The wave of new instructions to immigration agents by President Donald Trump’s administration is putting the spotlight on the petitions of hundreds of immigrants who risk being deported or unable to obtain benefits, experts warn.

In the last week, the Department of Homeland Security (DHS) and the U.S. Citizenship and Immigration Services (USCIS) have issued new guidelines and regulations that make it difficult for immigrants to successfully get their petitions approved, warned Efe Fernando Romo, an immigration attorney and senior advisor to the Association of Salvadorans of Los Angeles (ASOSAL).

“They are basically ordering USCIS officials to dig deeper into cases, and the discretion not to approve is increasing so that negative things are worth more than positive things,” Romo explains.

“If we don’t pay attention to these changes this is going to cause a lot of immigrants to be at risk,” the lawyer insists.


The attorney underscores the changes made this Wednesday to the USCIS Policy Manual, which targets immigrants who file citizenship petitions.

In a press release, the agency said that some immigrants obtained their legal permanent resident status “by mistake, fraud, or failure to comply with the law,” so they will not be eligible for naturalization.

The new guidance “states that an applicant is ineligible for naturalization in cases where the applicant did not obtain permanent resident status legally, including cases where the U.S. government was unaware of disqualifying material facts.

Romo cautions that the interpretation is very broad, and may cause a permanent resident to be disqualified from citizenship for failing to report a prior deportation, a prior offense, or even being married on petitions where he or she was declared unmarried. Also for submitting false employment letters, among others.

“Now they are going to have a magnifying glass over the cases, and they are going to consult their databases, which are now more updated and where the frauds are reported,” he emphasizes to the attorney, who warns that this could mean that many cases end up in a “nightmare.

Additionally, USCIS officials will pay special attention to ensure that immigrants have not abandoned their permanent residence status by leaving the country for long periods without permission from immigration authorities.

The agency warned that when “an application for naturalization is generally rejected, the applicant is placed in deportation proceedings.

The change came less than a week after the naturalization questionnaire was expanded, which, as activists, represents a new barrier for immigrants.


This is not the first time the Trump Administration has imposed changes on procedures. This Thursday, a coalition of immigrant advocates filed a lawsuit against USCIS and DHS over a new policy of rejecting applications that have a blank answer field.
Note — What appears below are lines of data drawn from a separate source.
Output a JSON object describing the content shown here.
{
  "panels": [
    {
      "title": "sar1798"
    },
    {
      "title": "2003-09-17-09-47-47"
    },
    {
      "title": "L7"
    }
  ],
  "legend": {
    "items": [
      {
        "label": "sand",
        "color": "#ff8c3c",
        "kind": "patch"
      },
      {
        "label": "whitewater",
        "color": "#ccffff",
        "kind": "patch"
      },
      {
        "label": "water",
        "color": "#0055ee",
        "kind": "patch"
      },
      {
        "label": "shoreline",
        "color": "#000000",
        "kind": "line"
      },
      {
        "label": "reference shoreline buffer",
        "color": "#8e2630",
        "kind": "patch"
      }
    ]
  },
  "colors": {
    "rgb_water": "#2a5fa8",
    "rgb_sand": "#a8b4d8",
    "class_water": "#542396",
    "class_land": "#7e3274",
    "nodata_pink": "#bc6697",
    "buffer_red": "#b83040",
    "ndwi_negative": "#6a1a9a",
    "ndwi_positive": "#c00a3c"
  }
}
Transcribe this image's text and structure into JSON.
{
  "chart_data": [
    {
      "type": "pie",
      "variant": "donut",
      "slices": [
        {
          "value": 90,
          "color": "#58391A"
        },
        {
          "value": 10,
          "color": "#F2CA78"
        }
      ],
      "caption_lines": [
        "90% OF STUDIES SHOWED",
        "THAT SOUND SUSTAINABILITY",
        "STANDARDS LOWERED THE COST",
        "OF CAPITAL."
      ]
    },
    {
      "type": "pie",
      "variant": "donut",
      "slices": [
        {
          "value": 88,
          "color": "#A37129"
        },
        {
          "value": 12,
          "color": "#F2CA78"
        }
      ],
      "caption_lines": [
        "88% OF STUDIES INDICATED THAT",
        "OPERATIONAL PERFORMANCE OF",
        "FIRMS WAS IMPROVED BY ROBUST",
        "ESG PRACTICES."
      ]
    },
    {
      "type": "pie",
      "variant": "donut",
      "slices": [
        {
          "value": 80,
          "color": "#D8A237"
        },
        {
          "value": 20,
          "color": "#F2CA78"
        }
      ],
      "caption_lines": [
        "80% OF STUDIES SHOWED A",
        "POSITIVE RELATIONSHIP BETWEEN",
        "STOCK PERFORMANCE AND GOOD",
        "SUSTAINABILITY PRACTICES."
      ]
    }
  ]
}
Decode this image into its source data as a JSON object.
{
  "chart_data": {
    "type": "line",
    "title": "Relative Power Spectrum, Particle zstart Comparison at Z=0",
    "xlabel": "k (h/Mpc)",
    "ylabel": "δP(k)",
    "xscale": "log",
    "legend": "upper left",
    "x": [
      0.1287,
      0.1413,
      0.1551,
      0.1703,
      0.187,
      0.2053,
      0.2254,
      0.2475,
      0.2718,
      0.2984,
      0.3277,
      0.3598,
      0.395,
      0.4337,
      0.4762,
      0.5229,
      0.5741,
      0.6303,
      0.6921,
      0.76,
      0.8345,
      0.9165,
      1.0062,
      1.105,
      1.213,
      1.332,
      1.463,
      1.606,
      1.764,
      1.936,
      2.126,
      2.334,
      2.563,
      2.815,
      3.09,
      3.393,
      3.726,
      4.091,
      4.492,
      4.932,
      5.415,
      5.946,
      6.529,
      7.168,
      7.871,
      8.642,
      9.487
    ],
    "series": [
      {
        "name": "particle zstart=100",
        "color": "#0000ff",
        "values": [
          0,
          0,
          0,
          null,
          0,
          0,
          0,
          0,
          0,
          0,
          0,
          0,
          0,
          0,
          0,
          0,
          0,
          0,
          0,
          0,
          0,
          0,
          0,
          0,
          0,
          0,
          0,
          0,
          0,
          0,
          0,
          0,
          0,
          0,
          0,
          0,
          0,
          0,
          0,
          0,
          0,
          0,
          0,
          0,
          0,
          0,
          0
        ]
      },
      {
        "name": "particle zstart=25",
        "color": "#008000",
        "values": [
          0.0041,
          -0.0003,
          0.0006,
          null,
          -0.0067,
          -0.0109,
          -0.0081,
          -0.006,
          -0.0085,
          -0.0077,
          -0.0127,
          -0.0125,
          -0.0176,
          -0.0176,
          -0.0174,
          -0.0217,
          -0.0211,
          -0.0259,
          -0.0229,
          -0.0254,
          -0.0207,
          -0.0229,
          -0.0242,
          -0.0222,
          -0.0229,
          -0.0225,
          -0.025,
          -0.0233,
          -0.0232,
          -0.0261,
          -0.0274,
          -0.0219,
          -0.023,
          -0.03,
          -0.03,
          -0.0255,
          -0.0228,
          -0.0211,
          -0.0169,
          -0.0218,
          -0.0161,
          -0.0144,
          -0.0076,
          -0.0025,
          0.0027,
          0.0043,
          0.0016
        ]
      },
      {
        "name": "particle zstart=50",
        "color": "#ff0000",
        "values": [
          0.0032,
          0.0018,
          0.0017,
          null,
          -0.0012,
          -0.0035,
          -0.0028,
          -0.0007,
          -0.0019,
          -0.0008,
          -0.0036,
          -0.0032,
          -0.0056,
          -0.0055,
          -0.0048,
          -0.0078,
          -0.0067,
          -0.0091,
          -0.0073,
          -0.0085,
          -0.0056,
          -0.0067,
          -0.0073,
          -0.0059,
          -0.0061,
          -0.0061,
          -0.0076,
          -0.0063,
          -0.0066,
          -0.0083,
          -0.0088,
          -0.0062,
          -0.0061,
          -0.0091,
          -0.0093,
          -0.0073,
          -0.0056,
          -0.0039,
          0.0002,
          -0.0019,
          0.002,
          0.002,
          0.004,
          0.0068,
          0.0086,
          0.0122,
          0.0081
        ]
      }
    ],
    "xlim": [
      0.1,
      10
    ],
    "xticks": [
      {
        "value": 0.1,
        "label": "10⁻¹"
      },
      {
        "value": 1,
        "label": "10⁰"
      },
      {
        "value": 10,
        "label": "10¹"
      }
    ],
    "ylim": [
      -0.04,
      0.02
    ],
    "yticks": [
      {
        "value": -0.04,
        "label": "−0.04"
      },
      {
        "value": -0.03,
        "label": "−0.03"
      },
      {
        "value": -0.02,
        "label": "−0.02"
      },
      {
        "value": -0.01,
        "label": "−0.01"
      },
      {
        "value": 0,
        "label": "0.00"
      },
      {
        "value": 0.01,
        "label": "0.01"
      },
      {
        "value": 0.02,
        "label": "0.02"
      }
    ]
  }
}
In the lawsuit filed in federal court in San Francisco, plaintiffs warn that USCIS has rejected applications for leaving boxes blank even when the question does not apply, for example, when the applicant does not include a middle name response because he or she does not have a middle name.

“The USCIS rejection policy is mean, dishonest and illegal,” Mary Kenney, deputy director of the National Immigration Litigation Alliance (NILA), one of the plaintiffs, said in a statement.

“Its rejection of thousands of applications for humanitarian immigration benefits because the applicant left a blank space instead of putting ‘N/A’ has no legitimate agency purpose, but it has caused great harm to vulnerable immigrants,” Kenney said.

In that sense, Matt Adams, legal director of Northwest Immigrant Rights Project (NWIRP), said that “this policy is clearly aimed at preventing people from getting the humanitarian benefits that Congress has provided.

For his part, attorney Zachary Nightingale, a partner at Van Der Hout LLP, stressed that “the rejections are so seemingly absurd, that the real purpose, to deter and prevent valid claims, becomes undeniably clear. Shamefully, this time, the target includes some of the most vulnerable and qualified immigrants.


This week the DHS also released a proposal that seeks to restrict approval of work permits to aliens with deportation orders.

The “Notice of Proposed Rulemaking,” which was published Thursday in the Federal Register, entered a 60-day period for comments on “Authorization of Employment for Certain Classes of Aliens with Final Removal Orders.

According to the U.S. Citizenship and Immigration Services (USCIS), under current regulations, “an alien who has a final order of removal and who is temporarily released from DHS custody under an order of supervision (OSUP) is generally eligible for an employment authorization document (EAD).

While the measure will specifically affect those individuals whose deportation has been ordered but cannot be granted because their country does not accept them, Romo warns that this measure may affect more migrants if the president-elect reduces deportations.

“In the Obama administration, those who had a stop to their deportation were entitled to their work permit, if this measure remains in effect, it will not allow them to obtain this permit,” the lawyer warns.